Vertical exponential drifts of the eye transients: single trials. AVRA1 illustrates the vertical exponential fits of the eye position drifts for the right eye in animal A1 (n = 58), whereas AVLA1 illustrates the vertical exponential fits of its left eye (n = 58). AVRA2 illustrates the vertical exponential fits for the right eye in animal A2 (n = 243). Same layout and same trials as those of Fig. 8. The vertical histograms were narrower and shifted later in time than the horizontal histograms in Fig. 8.
Fig. 10.
Fig. 10.
Comparison between saccadic and eye vertical drift resumption leads. For each cell, the average saccadic resumption lead is plotted on the x-axis and the average resumption lead of the vertical exponential drift on the y-axis. A positive value means that the OPN resumed its firing before saccadic offset and before the onset of the exponential drift of the vertical eye transient, respectively. VRA1 illustrates the right eye data for the 29 cells from animal A1 for which we have data and VLA1 the left eye data. VRA2 reports the right eye data for the 59 cells from animal A2 for which we have data.
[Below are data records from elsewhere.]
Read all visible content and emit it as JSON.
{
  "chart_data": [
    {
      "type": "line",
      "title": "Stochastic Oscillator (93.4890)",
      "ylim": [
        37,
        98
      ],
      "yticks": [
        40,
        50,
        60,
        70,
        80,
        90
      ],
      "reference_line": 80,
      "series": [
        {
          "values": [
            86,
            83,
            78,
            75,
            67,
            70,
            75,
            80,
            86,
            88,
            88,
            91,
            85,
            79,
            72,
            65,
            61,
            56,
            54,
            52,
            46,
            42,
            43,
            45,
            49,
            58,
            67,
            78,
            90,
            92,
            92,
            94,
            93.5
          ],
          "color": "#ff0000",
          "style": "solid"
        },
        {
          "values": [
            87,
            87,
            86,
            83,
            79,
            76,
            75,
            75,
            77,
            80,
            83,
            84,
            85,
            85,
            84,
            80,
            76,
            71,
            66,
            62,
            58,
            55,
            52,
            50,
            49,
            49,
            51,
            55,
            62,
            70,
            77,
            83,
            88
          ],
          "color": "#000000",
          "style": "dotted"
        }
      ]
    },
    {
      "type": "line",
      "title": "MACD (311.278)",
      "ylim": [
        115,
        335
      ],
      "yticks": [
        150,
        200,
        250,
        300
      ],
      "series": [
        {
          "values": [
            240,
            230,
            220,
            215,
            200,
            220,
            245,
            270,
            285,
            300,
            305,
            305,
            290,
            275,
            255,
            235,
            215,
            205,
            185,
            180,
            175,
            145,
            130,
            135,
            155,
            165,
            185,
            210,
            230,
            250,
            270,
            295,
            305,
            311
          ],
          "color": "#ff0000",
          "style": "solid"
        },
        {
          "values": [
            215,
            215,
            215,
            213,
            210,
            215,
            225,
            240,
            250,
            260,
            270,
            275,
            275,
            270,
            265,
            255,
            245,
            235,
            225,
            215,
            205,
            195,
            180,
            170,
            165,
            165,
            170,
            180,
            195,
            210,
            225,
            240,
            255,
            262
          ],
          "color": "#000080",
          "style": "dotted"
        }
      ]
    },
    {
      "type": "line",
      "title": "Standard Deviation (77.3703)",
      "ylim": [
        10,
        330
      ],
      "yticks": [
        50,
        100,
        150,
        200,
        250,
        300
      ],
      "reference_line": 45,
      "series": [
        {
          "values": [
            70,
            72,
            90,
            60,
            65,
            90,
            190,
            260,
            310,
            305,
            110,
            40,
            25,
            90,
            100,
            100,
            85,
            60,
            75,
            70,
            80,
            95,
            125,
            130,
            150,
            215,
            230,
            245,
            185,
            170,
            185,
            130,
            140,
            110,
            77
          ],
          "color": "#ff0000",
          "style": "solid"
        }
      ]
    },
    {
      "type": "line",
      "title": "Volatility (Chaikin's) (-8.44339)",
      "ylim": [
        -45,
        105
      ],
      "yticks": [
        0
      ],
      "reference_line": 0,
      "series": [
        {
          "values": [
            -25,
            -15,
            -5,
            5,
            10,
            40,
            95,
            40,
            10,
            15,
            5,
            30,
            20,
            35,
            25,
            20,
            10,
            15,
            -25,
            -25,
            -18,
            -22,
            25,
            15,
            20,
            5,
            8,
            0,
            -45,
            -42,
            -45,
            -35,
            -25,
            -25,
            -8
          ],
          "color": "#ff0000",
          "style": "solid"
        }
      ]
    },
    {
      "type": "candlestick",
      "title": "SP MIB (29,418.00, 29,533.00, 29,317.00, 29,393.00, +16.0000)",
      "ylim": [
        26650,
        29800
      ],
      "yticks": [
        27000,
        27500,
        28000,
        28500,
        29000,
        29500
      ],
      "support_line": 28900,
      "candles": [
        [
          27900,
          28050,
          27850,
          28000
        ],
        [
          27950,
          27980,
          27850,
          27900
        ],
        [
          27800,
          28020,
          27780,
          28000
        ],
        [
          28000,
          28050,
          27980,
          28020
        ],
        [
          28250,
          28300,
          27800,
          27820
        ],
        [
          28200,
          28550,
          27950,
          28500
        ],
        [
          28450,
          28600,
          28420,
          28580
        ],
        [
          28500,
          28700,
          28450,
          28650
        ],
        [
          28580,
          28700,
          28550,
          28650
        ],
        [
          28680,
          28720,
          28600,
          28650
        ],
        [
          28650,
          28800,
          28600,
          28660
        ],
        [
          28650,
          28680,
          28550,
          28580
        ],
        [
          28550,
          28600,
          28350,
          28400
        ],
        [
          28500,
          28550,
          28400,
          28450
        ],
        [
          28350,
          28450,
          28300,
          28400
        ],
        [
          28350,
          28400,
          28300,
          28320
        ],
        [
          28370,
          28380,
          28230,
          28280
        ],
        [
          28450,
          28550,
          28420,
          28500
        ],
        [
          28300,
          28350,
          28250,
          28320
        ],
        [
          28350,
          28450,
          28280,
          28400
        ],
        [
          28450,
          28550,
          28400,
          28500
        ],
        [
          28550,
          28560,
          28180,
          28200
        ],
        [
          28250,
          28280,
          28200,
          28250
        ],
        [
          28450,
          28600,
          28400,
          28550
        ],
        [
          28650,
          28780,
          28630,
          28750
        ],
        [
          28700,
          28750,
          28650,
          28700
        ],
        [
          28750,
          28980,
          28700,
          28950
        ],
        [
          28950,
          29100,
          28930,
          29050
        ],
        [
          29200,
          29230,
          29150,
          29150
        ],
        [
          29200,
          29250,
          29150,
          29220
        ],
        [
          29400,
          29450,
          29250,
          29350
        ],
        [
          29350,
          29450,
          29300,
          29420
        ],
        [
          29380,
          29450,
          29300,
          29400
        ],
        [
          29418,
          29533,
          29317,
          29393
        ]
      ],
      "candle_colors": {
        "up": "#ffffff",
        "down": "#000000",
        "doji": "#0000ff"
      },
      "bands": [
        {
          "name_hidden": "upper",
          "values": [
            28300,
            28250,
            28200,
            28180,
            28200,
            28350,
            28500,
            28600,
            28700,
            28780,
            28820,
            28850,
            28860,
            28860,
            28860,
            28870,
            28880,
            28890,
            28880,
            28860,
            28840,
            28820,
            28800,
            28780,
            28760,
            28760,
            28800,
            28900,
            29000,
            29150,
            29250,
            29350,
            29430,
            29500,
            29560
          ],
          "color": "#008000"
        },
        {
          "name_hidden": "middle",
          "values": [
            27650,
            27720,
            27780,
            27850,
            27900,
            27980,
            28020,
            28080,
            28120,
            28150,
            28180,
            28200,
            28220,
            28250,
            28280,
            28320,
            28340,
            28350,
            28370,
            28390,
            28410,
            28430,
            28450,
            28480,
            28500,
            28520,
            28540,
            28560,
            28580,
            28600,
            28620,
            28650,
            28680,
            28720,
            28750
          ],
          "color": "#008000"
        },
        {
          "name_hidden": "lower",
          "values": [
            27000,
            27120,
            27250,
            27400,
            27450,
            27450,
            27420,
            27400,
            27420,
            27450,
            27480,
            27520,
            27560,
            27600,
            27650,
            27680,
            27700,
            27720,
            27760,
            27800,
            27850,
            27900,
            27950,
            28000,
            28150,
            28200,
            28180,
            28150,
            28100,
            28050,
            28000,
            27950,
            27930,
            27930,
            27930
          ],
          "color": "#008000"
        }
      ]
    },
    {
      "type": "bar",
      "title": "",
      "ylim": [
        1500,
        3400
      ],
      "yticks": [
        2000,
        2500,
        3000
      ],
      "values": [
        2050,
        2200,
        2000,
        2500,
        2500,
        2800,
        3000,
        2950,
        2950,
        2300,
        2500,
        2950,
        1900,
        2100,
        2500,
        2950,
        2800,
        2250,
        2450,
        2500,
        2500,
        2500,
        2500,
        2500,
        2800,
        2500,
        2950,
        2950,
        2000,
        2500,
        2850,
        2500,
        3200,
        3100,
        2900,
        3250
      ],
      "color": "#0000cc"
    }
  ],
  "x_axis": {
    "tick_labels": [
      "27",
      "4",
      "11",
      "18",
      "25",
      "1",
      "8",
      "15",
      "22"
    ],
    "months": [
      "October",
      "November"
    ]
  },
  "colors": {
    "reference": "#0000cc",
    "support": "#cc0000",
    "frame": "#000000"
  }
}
We have no data for the left eye. The bars on the bottom right corners report the average of the SDs of the resumption lead subsets, as indicators of the between-trial scatter of the data. The results of the linear regression are reported on the top left corners of the plots. Cells that resumed their firing later with respect to saccadic offset also resumed their firing later with respect to the onset of the vertical eye drifts and vice versa.
Fig. 11.
Fig. 11.
Examples of intermediate spikes. The panels illustrate 3 examples of intermediate spikes, which randomly occurred in some blink trials in some cells. In the first 2 examples, from 2 different cells, an intermediate spike, most often alone (A), but sometimes followed by another one (B), was roughly centered at the time of maximum closing of the eyelid or soon after. The isolated single spike, like the example in A, was the most common pattern. Only 2 cells, one in animal A1 and one in animal A2, had the first intermediate spike following the maximum (negative) peak velocity of the closing phase by 10–15 ms, as in C. This first spike was followed by a low-frequency activity until the more typical resumption, which was easily seen as an abrupt increase in the firing rate. The vertical dotted lines indicate the onset of the right eye vertical exponential drift (REVDONS).